The group was formed on 3 February 1942 as No 224 (Fighter) Group in Singapore.[1] It was disbanded within two months, as the Japanese seized Singapore, on 28 March 1942. It was reformed three days later on 1 April 1942, and renamed No 224 (Tactical) Group on 1 Dec 1942.
224 Group was disbanded by renaming it as Air Headquarters Malaya on 30 September 1945. The Malayan Emergency began in 1948, prompting a significant military buildup.[3]

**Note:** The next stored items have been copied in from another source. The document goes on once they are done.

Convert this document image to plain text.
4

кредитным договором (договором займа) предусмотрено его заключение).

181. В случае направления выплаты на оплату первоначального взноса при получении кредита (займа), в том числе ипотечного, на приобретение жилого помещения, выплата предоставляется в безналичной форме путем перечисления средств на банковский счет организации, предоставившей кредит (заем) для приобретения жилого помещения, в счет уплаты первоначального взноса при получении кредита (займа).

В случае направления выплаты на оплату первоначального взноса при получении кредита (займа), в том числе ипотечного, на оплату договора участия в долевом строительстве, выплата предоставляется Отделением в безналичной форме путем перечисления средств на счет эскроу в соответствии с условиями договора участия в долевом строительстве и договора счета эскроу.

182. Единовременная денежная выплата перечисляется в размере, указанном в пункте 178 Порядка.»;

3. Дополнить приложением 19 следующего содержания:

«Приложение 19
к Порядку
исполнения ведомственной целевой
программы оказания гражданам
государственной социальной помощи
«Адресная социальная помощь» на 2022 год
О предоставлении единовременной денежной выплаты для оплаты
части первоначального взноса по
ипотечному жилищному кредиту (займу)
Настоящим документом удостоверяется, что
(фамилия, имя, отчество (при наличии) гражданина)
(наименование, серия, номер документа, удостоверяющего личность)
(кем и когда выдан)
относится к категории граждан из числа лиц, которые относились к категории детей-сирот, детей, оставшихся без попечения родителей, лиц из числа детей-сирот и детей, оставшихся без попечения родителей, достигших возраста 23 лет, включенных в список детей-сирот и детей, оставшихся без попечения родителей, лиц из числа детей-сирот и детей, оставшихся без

No. 90 (Composite) Wing RAAF arrived from Australia to supervise two RAAF squadrons in 1950, operating under AHQ Malaya. No. 1 (Bomber) Squadron, flew Avro Lincolns, and No. 38 (Transport) Squadron flew Douglas C-47 Dakotas. It was established in July 1950 and headquartered at Changi, on the east coast of Singapore. No. 1 Squadron operated from RAF Tengah, in Singapore's west. No. 38 Squadron was based at Changi and, from April 1951 to February 1952, at Kuala Lumpur in central Malaya. The Lincolns generally conducted area bombing missions, as well as precision strikes, to harass communist insurgents. The Dakotas were tasked with airlifting cargo, VIPs, troops and casualties, as well as courier flights and supply drops. Following No. 38 Squadron's departure in December 1952, No. 90 Wing was disbanded, leaving No. 1 Squadron to carry on as the sole RAAF unit in the Malayan air campaign until its withdrawal to Australia in July 1958.
Delve 1994 lists the following units as part of AHQ Malaya:[4]

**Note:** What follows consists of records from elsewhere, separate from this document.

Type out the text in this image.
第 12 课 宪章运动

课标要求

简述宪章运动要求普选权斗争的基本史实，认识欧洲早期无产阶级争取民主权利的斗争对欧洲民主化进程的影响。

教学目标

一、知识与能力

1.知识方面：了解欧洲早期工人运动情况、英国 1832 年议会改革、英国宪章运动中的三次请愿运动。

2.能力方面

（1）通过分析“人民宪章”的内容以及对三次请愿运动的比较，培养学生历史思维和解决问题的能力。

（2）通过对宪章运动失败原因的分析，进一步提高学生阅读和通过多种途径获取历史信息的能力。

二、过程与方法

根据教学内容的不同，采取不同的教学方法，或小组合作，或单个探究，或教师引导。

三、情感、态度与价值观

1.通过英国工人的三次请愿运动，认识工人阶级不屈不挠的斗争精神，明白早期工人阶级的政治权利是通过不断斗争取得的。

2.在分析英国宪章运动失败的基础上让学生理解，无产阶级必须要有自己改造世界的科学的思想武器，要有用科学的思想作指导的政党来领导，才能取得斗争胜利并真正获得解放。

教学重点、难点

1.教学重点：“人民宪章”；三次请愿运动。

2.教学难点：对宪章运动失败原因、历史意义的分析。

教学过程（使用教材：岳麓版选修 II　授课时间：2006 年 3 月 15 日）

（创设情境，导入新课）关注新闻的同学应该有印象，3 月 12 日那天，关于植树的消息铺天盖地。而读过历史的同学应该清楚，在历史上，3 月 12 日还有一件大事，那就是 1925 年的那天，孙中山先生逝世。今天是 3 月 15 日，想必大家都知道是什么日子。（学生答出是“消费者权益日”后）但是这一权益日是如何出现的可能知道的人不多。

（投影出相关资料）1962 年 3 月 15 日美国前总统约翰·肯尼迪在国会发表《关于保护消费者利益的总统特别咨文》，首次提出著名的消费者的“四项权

No. 224 Group was then reformed twelve years later on 31 August 1957 from AHQ Malaya. From 1959 it was a combined RAF-Royal Australian Air Force formation.
In 1963 224 Group headquarters was at Seletar.[7] The group's its last commander was an Australian, Air Vice Marshal Brian Eaton RAAF. When Eaton took over, at the end of November 1964, permanent squadrons were "dropping from the [group's] strength" and as the group disbanded, on 1 October 1968, Eaton took over as Chief of Staff at Headquarters Far East Air Force the following year.[8]
After the group disbanded in 1968, with the withdrawal of British military forces based in Singapore (under the UK's East of Suez policy), Singapore bought all the Bloodhound missiles of No. 65 Squadron and established the Singapore Air Defence Command's 170 Squadron.